I have a question about these kinds of quizzes. What is the theory behind this?
Given the following instruction, which register(s) is read from as it is executed? (Select all that apply) and $sp, $gp, $s4
A. $gp(answer) B. $s4(answer) C. $sp D. None of these.
lb $sp, 7472($v1)
A. $v1(answer) B. Program Counter C. $sp D. None of these.
This following manual is pretty good for MIPS assembly language. It relates the instruction assembly form to a register transfer notation that describes what the processor does with that assembly instruction, for example, the first instruction is sll $rd, $rt, shamt
, which does for its operation: R[$rd] ← R[$rt] << shamt
.
A register is a target if the execution of the instruction assigns the register a value (which most likely changes the value held by the register, but doesn't have to; the old value held by the register is lost). When there is a target, the register transfer notation will show how the register is updated, i.e. how the new value is computed.

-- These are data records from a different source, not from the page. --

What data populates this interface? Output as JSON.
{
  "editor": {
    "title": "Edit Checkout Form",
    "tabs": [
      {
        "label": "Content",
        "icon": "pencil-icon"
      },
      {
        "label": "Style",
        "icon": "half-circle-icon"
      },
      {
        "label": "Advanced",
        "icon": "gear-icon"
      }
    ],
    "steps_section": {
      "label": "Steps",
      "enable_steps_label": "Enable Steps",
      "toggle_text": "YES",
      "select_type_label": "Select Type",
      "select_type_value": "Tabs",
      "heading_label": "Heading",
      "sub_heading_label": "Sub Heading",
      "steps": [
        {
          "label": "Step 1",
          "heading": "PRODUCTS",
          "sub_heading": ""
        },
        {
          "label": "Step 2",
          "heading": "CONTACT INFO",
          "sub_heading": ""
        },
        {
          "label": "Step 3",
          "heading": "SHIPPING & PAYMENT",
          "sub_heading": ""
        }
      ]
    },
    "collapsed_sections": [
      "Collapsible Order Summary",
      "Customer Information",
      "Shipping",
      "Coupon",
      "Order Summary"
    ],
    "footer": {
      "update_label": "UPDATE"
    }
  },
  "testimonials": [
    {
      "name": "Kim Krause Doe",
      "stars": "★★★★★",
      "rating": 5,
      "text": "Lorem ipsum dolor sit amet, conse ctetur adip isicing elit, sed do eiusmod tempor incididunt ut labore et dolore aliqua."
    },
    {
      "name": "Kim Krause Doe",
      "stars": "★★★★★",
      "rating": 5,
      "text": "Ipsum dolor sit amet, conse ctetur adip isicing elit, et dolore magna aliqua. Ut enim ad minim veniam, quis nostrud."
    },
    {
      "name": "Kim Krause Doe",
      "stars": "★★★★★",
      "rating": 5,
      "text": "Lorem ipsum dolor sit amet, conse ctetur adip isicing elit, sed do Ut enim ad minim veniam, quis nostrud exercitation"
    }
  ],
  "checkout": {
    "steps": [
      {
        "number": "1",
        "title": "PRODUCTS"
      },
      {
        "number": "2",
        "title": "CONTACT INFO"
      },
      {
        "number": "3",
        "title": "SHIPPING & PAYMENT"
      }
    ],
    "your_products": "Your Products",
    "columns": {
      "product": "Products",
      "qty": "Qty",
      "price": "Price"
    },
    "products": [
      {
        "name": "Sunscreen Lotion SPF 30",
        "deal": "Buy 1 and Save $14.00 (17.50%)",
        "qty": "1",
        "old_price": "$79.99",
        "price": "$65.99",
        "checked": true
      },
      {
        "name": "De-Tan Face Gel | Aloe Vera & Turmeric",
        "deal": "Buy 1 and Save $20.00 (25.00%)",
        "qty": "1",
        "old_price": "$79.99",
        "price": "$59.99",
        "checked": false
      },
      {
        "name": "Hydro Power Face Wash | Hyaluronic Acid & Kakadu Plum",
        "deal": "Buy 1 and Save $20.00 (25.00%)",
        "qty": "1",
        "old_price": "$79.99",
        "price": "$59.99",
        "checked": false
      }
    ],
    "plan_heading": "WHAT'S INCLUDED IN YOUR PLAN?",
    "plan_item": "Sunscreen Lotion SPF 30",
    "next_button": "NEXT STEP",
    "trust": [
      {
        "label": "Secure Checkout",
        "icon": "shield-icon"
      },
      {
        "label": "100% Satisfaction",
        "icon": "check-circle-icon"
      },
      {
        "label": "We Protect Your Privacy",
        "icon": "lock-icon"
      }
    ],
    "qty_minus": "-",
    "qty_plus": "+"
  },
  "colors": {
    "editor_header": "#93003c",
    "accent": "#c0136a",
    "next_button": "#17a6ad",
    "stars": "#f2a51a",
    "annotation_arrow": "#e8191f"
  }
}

You can determine which registers are sources vs. targets by looking at where they are in relation to the ←
that represents assignment. When on the left as in R[$rd] ←
, that is the target of an assignment, hence register $rd
is a target, whereas when they appear on the right of assignment, that is a source register, as in ← R[$rt] << shamt
.
(As you may know, the $
is commonly used to prefix register names with the MIPS assemblers / assembly languages.)
The MIPS green sheet is also pretty good but is oriented toward machine code rather than assembly language, so you have to know the order of the machine code operands vs. the assembly form of the same instruction (which you can see from the first link). In MIPS assembly language the target register, when present, is always the first operand, despite that in machine code the target register (when present) is always the last register field.
In the green sheet, that same MIPS instruction has the following definition:
Description | Mnemonic | Format | Operation |
---|---|---|---|
Shift Left Logical | sll | R | R[rd] = R[rt] << shamt |
Not all instructions have target registers, for example, the load instructions have a target register, but the store instructions do not — the true target of store instructions is some memory location, so there is no target register.
Every instruction also informs the processor what instruction to run next. Most instructions tell the processor to advance the program counter by 4 (the size in bytes of one MIPS instruction), which has the effect of saying that the next instruction is the one immediately following in memory from the currently executing instruction; this achieves the normal sequential execution of one instruction after the other. (This behavior is so fundamental that most coursework and instruction manuals assume and gloss this aspect of instruction execution, noting for example, only when the PC is updated in manner other than sequential.)
Branch instructions interact with the program counter either in the normal way (to advance by 4 for sequential execution) or to move it backwards (e.g. to accomplish a loop) or forwards (e.g. to exit a loop or skip a then or else part). Branch instructions also do not have a target register — their effect is solely with the program counter.